FC4 state of affairs and FC5

Paul A Houle ph18 at cornell.edu
Wed Sep 7 16:55:15 UTC 2005


Jeff Spaleta wrote:

>
>that's the deal breaker..... who exactly is going to test these
>respins on that weekly or monthly basis to make sure they work?  I
>argue that even during the long test period there aren't enough people
>doing installer tests..even with the few test release isos. How many
>people are really going to test the weekly or monthly update respins?
>  
>
    I don't really know how bad the problems are.  Most of the codepath 
involved in the install is going to be on the CD and not on the rpms.  
Most of the rpms are getting 'tested' by people who are running 
up2date.  The main questions I see are

(i) will something about the rpms cause the installer to malfunction?
(ii) will something go wrong during firstboot...  this is the one code 
path that isn't getting tested daily by Fedora users.

    Careful software engineering can minimize the codepath affected by 
(i) and (ii) problems and reduce the chance of problems.

>And if respins have different bugs than the release isos..who is
>accountable for those bugreports? If these isos are going to be
>created by the fedora project itself..there will be an expectation
>that problems will be address by the fedora developers.  I doubt the
>anaconda developers and release team are prepared to take on the
>burden of such lightly tested and frequently occuring respins.
>
>  
>
    Well,  you've already got configuration management problems from 
up2date.  If I complain that something "doesn't work" post-install,  
that bug report needs to be qualified by the versions of all rpm's that 
might have something to do with the problem -- in principle,  this can 
be awful -- just about everything depends on glibc and the kernel...  
problems there can result in mysterious symptoms everywhere.
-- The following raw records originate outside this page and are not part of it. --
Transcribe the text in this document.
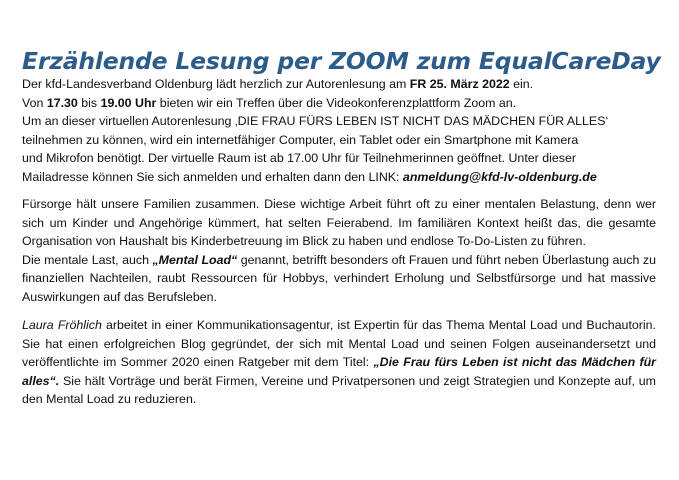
Erzählende Lesung per ZOOM zum EqualCareDay
Der kfd-Landesverband Oldenburg lädt herzlich zur Autorenlesung am FR 25. März 2022 ein.
Von 17.30 bis 19.00 Uhr bieten wir ein Treffen über die Videokonferenzplattform Zoom an.
Um an dieser virtuellen Autorenlesung ‚DIE FRAU FÜRS LEBEN IST NICHT DAS MÄDCHEN FÜR ALLES‘
teilnehmen zu können, wird ein internetfähiger Computer, ein Tablet oder ein Smartphone mit Kamera
und Mikrofon benötigt. Der virtuelle Raum ist ab 17.00 Uhr für Teilnehmerinnen geöffnet. Unter dieser
Mailadresse können Sie sich anmelden und erhalten dann den LINK: anmeldung@kfd-lv-oldenburg.de

Fürsorge hält unsere Familien zusammen. Diese wichtige Arbeit führt oft zu einer mentalen Belastung, denn wer sich um Kinder und Angehörige kümmert, hat selten Feierabend. Im familiären Kontext heißt das, die gesamte Organisation von Haushalt bis Kinderbetreuung im Blick zu haben und endlose To-Do-Listen zu führen.

Die mentale Last, auch „Mental Load“ genannt, betrifft besonders oft Frauen und führt neben Überlastung auch zu finanziellen Nachteilen, raubt Ressourcen für Hobbys, verhindert Erholung und Selbstfürsorge und hat massive Auswirkungen auf das Berufsleben.

Laura Fröhlich arbeitet in einer Kommunikationsagentur, ist Expertin für das Thema Mental Load und Buchautorin. Sie hat einen erfolgreichen Blog gegründet, der sich mit Mental Load und seinen Folgen auseinandersetzt und veröffentlichte im Sommer 2020 einen Ratgeber mit dem Titel: „Die Frau fürs Leben ist nicht das Mädchen für alles“. Sie hält Vorträge und berät Firmen, Vereine und Privatpersonen und zeigt Strategien und Konzepte auf, um den Mental Load zu reduzieren.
>Sure people can create these on their own and offer them up without
>the official "blessing" of the Fedora project.. but they aren't
>necessarily easy to find.  How do you make community driven solutions
>to common annoyances to Core widely available without officially
>"blessing" in such a way to make sure users are not confused about
>exactly whom to report problems to.  As bad as the release iso can be
>for some hardware...unmaintained and untested respins have the
>potential to be far worse.
>  
>
    Well,  it depends what your goals are.

    It's dangerous to make changes to the installer -- this will be good 
for people who are having problems installing.

    A less ambitious goal is to keep the installer the same and change 
the rpm's.  This won't solve everybody's problems,  but it will make 
Fedora installs faster around my house.